Bad Landlord References
One of the most important things you can do is to call past landlords, as you want to know their history of payments, how they treated the rental property, etc. If the past landlord tells you there was an extensive history of late payments, damage done to the property, or, far worse, an eviction, this should be a giant “no” in your book. This is particularly true if these have been recent. If the bad behavior was far in the past and they have since had good reports, this is up to your discretion, but still be wary.
Bad Credit And/or a Tax Lien
Good Landlord 101 includes running a credit check, as knowing how (or if!) they pay their bills is key in deciding whether or not to let them live on your rental property. Bad credit is a huge red flag and could indicate that they will have trouble paying their rent—tenant screening can save a huge headache. Of course, if the IRS can’t get money from them (hence the tax lien), how do you expect you will do the same? You definitely do not want a squatter!
You are well within your rights to run a background check on your potential tenants. If your gut instinct tells you that this is a solid person and his or her credit check and references turn out okay, you might consider ignoring any minor offenses. However, someone with a major criminal history is obviously someone you don’t want living under your roof, especially if you have other renters in the vicinity.
Gaps in Employment And/or Low Income
Your application should include a pretty extensive list of their past employers and how much they have made at each job. Long gaps in history could be an indication of flakiness and low income. You also want to be wary if they make very little money at their current jobs, as you have to weigh the rent vs. this amount of money. If it doesn’t seem to add up, it’s a red flag. Of course, you could ask that someone co-sign for them so that you have someone to recoup the money from him if you need to. That’s something that’s left to your discretion and many landlords will go with their intuition on this.
Awkward Behavior During the Interview and Negotiation Attempts
Again, we can’t stress enough the importance of gut instinct. If the person seems overly nervous during the interview and can’t hold eye contact, it could be a red flag. What are they hiding? If there are gaps on their application and they can’t answer many questions during the interview, they could be hiding be a giant secret (or secrets!).

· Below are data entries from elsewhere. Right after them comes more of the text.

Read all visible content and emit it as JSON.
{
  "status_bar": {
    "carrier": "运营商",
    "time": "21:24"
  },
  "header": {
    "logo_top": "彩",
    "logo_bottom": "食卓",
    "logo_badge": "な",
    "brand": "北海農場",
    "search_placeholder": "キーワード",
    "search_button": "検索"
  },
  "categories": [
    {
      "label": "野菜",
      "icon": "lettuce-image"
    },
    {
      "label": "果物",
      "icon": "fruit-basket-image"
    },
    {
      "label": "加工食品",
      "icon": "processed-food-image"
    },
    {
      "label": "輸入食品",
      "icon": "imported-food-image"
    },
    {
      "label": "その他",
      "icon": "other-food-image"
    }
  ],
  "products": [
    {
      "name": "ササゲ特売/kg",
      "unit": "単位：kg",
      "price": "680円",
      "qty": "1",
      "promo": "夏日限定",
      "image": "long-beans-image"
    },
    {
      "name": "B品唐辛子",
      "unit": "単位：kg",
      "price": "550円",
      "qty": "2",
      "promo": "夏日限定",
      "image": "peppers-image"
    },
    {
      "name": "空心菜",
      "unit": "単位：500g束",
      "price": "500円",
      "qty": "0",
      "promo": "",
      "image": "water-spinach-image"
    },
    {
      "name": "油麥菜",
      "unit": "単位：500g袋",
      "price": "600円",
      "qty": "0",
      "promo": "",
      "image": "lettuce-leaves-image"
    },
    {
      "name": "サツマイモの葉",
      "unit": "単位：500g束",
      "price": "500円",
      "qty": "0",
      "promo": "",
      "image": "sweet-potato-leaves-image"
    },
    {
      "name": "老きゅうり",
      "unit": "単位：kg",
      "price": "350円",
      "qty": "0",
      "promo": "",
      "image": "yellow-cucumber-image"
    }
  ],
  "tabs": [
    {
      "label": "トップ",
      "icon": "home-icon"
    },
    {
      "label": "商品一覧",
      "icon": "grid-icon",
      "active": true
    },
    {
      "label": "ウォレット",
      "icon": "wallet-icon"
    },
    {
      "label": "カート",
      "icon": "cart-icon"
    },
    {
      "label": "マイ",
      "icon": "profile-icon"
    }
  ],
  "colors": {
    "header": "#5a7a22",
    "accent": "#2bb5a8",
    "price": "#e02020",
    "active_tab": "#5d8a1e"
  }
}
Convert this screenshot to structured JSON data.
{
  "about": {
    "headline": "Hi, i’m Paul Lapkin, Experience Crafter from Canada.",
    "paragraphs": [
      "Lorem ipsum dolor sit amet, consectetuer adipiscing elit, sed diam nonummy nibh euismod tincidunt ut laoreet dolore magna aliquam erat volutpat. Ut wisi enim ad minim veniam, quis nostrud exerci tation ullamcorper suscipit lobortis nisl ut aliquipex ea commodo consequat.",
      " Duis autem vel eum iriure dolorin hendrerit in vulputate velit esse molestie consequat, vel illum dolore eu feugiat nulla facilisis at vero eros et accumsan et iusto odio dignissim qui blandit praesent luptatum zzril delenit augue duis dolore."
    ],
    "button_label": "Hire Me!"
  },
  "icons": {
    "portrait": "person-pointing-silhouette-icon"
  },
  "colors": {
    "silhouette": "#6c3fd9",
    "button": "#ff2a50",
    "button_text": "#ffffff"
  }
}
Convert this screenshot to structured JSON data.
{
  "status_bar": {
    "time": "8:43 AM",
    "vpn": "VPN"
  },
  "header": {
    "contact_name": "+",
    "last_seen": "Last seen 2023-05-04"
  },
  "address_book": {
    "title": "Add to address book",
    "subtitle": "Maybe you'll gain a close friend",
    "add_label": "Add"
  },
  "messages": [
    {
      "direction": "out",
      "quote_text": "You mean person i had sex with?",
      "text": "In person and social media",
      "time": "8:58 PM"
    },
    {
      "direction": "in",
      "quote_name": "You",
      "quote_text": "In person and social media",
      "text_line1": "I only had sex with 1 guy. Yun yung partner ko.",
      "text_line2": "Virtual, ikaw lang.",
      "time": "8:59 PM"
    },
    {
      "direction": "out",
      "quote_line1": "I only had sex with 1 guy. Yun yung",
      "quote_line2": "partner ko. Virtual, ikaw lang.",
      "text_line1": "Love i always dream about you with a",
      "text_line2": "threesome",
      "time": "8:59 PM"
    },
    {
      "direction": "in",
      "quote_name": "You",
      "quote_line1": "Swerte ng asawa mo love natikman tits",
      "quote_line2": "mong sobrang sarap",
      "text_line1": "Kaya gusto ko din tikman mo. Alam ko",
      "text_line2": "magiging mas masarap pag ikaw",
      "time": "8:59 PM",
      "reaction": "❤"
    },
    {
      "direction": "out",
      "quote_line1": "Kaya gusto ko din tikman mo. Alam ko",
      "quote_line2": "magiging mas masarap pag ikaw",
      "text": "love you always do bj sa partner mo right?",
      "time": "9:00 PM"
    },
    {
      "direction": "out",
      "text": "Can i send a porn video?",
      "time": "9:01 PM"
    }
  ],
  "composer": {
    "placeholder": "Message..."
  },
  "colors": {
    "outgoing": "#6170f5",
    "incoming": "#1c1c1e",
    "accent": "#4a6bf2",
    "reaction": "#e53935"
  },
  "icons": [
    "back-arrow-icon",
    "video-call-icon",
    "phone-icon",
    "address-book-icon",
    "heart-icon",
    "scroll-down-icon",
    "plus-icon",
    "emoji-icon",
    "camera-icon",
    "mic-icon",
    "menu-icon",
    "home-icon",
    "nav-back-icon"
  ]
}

Attempts at negotiation of monthly rent and/or deposit amount don’t have to be huge red flags, but they’re not great signs either. If you know your rental property is fairly priced, stick to that number. Negotiation could be a sign that they are not able to pay this amount on a regular basis. If you have had doubts as to whether you are offering a fair price, check out this great primer from ApartmentTherapy.com.
Use these tips to avoid red flags and your natural intuition when screening candidates and you’re likely to have a healthy (and hopefully long!) landlord/tenant relationship.